Il lavoro e la passione che Katia ha dedicato al nostro progetto sono veramente impagabili. Sì, siamo completamente soddisfatti e quindi speriamo di poter continuare a lavorare con lei e la sua label anche per il prossimo full length – già composto ed in attesa di essere registrato – ed ovviamente migliorare il migliorabile in tutti gli aspetti possibili. E se te lo stessi domandando, no, non sono un leccaculo. Quando dico qualcosa è semplicemente perché lo penso veramente. Infine, sempre in relazione all’ambito produzione e distribuzione, posso dirti che siamo invece alla ricerca di qualche label che possa essere interessata a produrre una serie di split già completi sotto ogni aspetto, sia musicale sia grafico. A tal riguardo, speriamo sinceramente di rilasciare il tutto nel più breve tempo possibile in modo tale da poterci dedicare liberamente al nuovo full length, quello di cui parlavo pocanzi.

Chiudiamo il cerchio di questa intervista con l’ultima domanda che riguarda lo special guest alla tastiera presente sul vostro ultimo album, Maagher Kxeratum. In che modo questo strumento avvolge e incupisce il vostro sound?
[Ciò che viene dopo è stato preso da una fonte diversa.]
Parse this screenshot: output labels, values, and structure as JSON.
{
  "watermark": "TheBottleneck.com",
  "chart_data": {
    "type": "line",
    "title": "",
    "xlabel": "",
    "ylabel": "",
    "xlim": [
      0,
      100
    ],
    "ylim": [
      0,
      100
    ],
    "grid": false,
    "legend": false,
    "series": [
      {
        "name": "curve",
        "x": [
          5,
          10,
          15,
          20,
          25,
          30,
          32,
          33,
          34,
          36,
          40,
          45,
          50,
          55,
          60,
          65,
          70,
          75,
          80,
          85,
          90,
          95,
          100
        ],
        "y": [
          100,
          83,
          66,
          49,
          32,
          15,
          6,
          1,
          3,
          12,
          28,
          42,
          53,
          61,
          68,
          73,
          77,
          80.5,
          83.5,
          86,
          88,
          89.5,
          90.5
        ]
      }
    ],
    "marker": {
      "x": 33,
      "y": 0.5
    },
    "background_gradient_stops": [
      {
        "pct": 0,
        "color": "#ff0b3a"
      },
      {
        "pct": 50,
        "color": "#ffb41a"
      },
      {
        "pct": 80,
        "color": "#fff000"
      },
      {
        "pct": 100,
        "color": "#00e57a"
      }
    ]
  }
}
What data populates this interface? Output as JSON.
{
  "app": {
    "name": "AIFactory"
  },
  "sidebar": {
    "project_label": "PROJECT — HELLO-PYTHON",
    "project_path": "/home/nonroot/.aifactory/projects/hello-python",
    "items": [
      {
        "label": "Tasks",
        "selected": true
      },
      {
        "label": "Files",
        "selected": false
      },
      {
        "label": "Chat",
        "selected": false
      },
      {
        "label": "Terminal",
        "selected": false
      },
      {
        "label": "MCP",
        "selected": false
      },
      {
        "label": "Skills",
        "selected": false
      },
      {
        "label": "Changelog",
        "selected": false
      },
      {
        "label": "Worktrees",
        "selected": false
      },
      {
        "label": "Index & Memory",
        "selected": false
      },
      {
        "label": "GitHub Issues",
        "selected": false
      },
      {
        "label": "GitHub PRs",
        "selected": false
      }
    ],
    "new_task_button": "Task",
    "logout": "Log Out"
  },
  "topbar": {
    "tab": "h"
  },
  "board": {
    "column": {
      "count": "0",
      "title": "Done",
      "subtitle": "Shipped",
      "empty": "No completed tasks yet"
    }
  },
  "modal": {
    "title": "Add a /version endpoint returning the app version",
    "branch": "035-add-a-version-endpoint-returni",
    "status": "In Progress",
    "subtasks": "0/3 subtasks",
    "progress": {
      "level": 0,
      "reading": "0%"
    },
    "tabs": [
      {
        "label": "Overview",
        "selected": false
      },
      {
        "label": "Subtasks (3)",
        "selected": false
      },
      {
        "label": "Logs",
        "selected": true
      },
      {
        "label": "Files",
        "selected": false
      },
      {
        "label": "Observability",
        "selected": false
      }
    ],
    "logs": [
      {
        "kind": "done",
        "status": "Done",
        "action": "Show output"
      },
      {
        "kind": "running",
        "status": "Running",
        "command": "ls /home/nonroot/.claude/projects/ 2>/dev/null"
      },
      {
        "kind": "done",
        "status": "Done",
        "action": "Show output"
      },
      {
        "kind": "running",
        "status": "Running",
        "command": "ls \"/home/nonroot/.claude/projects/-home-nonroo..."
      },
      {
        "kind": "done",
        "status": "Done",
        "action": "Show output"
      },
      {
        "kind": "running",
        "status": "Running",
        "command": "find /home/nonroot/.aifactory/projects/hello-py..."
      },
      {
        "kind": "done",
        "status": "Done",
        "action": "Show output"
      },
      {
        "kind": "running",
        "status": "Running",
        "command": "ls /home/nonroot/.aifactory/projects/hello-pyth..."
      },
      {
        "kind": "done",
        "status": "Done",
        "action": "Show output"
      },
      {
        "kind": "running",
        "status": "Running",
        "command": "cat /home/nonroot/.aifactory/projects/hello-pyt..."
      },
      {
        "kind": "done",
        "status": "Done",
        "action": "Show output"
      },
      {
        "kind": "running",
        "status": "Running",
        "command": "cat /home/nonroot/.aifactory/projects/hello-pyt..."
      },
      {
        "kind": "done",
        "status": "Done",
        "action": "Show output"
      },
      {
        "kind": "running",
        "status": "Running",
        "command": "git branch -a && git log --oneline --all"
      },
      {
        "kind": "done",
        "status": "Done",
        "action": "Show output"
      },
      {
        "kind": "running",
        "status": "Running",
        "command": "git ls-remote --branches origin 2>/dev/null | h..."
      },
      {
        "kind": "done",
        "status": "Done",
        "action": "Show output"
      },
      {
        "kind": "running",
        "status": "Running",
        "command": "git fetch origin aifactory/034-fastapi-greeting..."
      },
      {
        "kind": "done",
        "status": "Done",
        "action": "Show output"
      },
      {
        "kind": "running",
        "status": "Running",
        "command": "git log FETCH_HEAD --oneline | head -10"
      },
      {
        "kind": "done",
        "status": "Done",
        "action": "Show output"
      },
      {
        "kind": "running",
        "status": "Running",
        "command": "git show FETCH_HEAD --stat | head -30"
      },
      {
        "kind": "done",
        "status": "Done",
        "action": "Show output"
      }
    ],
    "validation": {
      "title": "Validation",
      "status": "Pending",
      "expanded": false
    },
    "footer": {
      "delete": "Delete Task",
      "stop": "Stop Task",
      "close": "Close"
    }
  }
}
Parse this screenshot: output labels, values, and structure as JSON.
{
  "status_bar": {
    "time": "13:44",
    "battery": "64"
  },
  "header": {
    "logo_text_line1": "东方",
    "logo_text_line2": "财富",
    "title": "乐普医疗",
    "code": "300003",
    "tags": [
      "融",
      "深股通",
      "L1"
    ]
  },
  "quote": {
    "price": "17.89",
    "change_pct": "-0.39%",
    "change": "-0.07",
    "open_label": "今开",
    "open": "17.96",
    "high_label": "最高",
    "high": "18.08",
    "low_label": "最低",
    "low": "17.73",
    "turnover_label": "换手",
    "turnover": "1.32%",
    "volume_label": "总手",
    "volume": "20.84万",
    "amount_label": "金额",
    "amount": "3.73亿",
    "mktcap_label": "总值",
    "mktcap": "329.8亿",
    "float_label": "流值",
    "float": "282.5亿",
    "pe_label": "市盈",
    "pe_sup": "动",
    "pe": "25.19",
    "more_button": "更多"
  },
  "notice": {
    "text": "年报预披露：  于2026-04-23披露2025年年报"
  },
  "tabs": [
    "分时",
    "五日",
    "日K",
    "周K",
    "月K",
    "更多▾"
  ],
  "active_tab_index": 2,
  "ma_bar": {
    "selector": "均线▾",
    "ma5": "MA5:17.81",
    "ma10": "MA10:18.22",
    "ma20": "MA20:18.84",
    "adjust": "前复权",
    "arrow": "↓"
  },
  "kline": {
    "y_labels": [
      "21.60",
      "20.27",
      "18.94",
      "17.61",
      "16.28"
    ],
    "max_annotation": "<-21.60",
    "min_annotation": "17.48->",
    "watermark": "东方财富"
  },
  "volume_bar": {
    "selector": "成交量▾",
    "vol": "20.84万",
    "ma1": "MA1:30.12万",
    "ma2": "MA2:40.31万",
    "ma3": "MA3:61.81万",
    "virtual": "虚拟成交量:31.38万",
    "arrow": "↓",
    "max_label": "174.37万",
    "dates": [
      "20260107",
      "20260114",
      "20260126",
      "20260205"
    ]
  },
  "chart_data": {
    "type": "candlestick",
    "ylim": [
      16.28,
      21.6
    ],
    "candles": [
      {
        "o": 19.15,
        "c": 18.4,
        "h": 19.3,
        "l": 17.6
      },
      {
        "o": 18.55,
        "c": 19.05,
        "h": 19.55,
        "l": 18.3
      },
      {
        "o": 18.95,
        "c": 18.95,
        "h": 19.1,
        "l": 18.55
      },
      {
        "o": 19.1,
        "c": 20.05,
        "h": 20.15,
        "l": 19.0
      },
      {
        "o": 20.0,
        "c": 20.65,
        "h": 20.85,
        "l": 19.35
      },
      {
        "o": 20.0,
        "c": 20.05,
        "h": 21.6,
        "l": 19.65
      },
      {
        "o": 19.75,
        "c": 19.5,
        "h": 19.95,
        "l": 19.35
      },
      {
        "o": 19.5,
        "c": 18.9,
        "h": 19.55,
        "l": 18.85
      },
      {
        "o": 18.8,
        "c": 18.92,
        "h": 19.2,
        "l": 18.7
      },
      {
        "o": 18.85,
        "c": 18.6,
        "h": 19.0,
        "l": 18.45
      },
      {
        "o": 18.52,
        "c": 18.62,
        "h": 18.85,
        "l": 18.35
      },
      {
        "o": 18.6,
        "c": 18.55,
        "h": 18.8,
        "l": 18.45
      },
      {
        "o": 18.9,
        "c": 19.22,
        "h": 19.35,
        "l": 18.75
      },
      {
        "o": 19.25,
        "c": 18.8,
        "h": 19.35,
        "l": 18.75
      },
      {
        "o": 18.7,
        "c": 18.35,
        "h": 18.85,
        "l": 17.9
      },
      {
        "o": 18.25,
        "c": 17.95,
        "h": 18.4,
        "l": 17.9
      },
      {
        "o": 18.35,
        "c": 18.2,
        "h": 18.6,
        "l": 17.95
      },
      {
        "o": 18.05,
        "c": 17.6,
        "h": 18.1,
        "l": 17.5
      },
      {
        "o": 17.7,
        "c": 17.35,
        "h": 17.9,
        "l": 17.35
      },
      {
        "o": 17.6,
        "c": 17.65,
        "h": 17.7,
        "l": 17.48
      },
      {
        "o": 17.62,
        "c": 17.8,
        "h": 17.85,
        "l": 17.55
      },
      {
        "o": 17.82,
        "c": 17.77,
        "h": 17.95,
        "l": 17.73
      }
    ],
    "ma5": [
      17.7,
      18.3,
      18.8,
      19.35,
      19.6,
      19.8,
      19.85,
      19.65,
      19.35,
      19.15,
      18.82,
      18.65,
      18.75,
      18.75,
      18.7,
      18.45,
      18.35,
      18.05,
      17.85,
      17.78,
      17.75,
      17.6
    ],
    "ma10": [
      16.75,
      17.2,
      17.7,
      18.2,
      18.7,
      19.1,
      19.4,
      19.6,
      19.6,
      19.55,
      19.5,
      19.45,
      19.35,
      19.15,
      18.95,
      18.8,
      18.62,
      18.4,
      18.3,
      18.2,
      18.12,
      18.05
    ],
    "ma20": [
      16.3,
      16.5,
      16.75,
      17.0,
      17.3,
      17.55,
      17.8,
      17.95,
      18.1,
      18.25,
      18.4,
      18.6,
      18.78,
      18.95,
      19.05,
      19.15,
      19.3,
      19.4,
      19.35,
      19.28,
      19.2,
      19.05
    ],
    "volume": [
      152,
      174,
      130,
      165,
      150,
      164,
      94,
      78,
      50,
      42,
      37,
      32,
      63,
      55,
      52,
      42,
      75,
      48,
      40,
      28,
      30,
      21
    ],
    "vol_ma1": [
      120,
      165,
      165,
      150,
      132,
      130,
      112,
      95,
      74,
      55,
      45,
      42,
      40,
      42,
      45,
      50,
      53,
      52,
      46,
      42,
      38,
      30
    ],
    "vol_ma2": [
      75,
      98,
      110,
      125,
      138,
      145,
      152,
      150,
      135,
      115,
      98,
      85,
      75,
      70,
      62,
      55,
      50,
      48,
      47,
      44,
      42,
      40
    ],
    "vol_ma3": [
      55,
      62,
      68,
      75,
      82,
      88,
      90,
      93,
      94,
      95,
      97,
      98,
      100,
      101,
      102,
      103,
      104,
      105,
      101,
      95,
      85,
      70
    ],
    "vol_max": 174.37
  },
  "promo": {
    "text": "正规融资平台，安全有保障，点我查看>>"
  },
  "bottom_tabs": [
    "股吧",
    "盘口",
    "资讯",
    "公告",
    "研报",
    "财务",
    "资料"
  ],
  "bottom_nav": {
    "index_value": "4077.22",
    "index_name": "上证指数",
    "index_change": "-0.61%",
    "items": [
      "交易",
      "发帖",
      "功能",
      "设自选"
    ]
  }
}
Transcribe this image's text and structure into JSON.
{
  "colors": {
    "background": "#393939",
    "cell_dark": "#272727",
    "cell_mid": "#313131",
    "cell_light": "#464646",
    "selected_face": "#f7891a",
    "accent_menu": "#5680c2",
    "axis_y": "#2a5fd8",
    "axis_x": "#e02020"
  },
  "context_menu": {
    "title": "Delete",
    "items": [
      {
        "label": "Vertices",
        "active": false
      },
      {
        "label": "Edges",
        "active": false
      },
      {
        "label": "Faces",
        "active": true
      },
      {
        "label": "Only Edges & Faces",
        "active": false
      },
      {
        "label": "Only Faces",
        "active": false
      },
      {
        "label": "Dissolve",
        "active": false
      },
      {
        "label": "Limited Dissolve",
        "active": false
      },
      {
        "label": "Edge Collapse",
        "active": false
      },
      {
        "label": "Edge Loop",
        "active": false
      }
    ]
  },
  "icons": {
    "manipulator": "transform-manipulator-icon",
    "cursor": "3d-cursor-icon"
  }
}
Maagher Kxeratum è il chitarrista fondatore degli Arcanum Inferi – gruppo in cui ho militato fino a qualche anno fa –, il quale ha collaborato coi Krowos in diverse occasioni prestando sia la sua penna, poiché ha scritto tutti i testi di “Enthroning Our End”, sia il suo estro musicale, in quanto ha registrato le tastiere in tre brani di “Verbum Luciferi”. In realtà, se guardata nell’ottica dell’intero album, la tastiera è soltanto uno strumento secondario e di contorno, la quale però svolge un ruolo fondamentale nell’economia delle canzoni in cui risulta essere presente. D’altronde, è da dire che non esiste strumento migliore per riuscire nell’intento di trasporre i misteri liturgici in musica.